DOI: 10.7717/peerj.3543/supp-10

R script and input data for analysis

DOI: 10.7717/peerj.3543/supp-11

Additional Information and Declarations

Competing Interests

The authors declare there are no competing interests.

Author Contributions

Melissa Gardiner performed the experiments, analyzed the data, wrote the paper, prepared figures and/or tables, reviewed drafts of the paper.

Mauro Vicaretti, Jill Sparks and Michael Liu performed the experiments, reviewed drafts of the paper.

Sunaina Bansal and Stephen Bush analyzed the data, reviewed drafts of the paper.

Aaron Darling contributed reagents/materials/analysis tools, reviewed drafts of the paper.

Elizabeth Harry conceived and designed the experiments, contributed reagents/materials/analysis tools, reviewed drafts of the paper.

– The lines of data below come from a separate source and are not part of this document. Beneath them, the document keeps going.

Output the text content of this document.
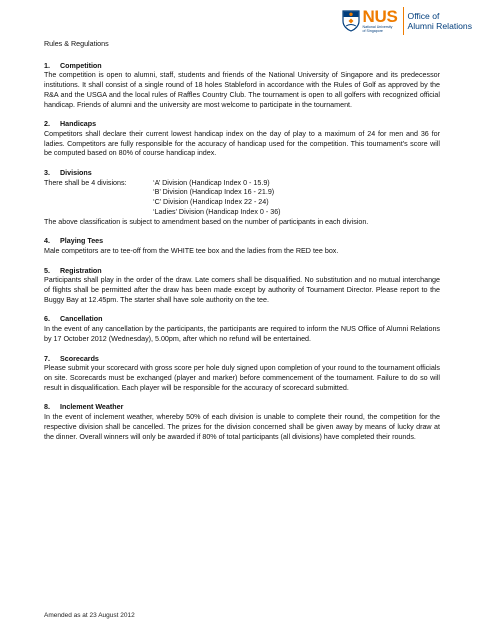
NUS
National University
of Singapore
Office of
Alumni Relations

Rules & Regulations

1.	Competition

The competition is open to alumni, staff, students and friends of the National University of Singapore and its predecessor institutions. It shall consist of a single round of 18 holes Stableford in accordance with the Rules of Golf as approved by the R&A and the USGA and the local rules of Raffles Country Club. The tournament is open to all golfers with recognized official handicap. Friends of alumni and the university are most welcome to participate in the tournament.

2.	Handicaps

Competitors shall declare their current lowest handicap index on the day of play to a maximum of 24 for men and 36 for ladies. Competitors are fully responsible for the accuracy of handicap used for the competition. This tournament’s score will be computed based on 80% of course handicap index.

3.	Divisions
There shall be 4 divisions:	‘A’ Division (Handicap Index 0 - 15.9)
‘B’ Division (Handicap Index 16 - 21.9)
‘C’ Division (Handicap Index 22 - 24)
‘Ladies’ Division (Handicap Index 0 - 36)

The above classification is subject to amendment based on the number of participants in each division.

4.	Playing Tees

Male competitors are to tee-off from the WHITE tee box and the ladies from the RED tee box.

5.	Registration

Participants shall play in the order of the draw. Late comers shall be disqualified. No substitution and no mutual interchange of flights shall be permitted after the draw has been made except by authority of Tournament Director. Please report to the Buggy Bay at 12.45pm. The starter shall have sole authority on the tee.

6.	Cancellation

In the event of any cancellation by the participants, the participants are required to inform the NUS Office of Alumni Relations by 17 October 2012 (Wednesday), 5.00pm, after which no refund will be entertained.

7.	Scorecards

Please submit your scorecard with gross score per hole duly signed upon completion of your round to the tournament officials on site. Scorecards must be exchanged (player and marker) before commencement of the tournament. Failure to do so will result in disqualification. Each player will be responsible for the accuracy of scorecard submitted.

8.	Inclement Weather

In the event of inclement weather, whereby 50% of each division is unable to complete their round, the competition for the respective division shall be cancelled. The prizes for the division concerned shall be given away by means of lucky draw at the dinner. Overall winners will only be awarded if 80% of total participants (all divisions) have completed their rounds.

Amended as at 23 August 2012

Catherine M. Burke conceived and designed the experiments, performed the experiments, analyzed the data, contributed reagents/materials/analysis tools, wrote the paper, prepared figures and/or tables, reviewed drafts of the paper.

Human Ethics

The following information was supplied relating to ethical approvals (i.e., approving body and any reference numbers):

Ethical approval for the study was obtained from both the University of Technology Sydney Human Research Ethics Committee (approval number 2013000170), and the Western Sydney Local Health District Human Research Ethics Committee (approval number HREC2013/9/5.3(3809) AU RED LNR/13/WMEAD/294). Diabetic individuals and control subjects provided written consent for sample collection and all subsequent analyses.

Data Availability

The following information was supplied regarding data availability:

Quality filtered sequence data has been deposited in the European Nucleotide Archive under study accession number PRJEB17696.

Funding

Funding for this study was provided by internal grants from the University of Technology Sydney. The funders had no role in study design, data collection and analysis, decision to publish, or preparation of the manuscript.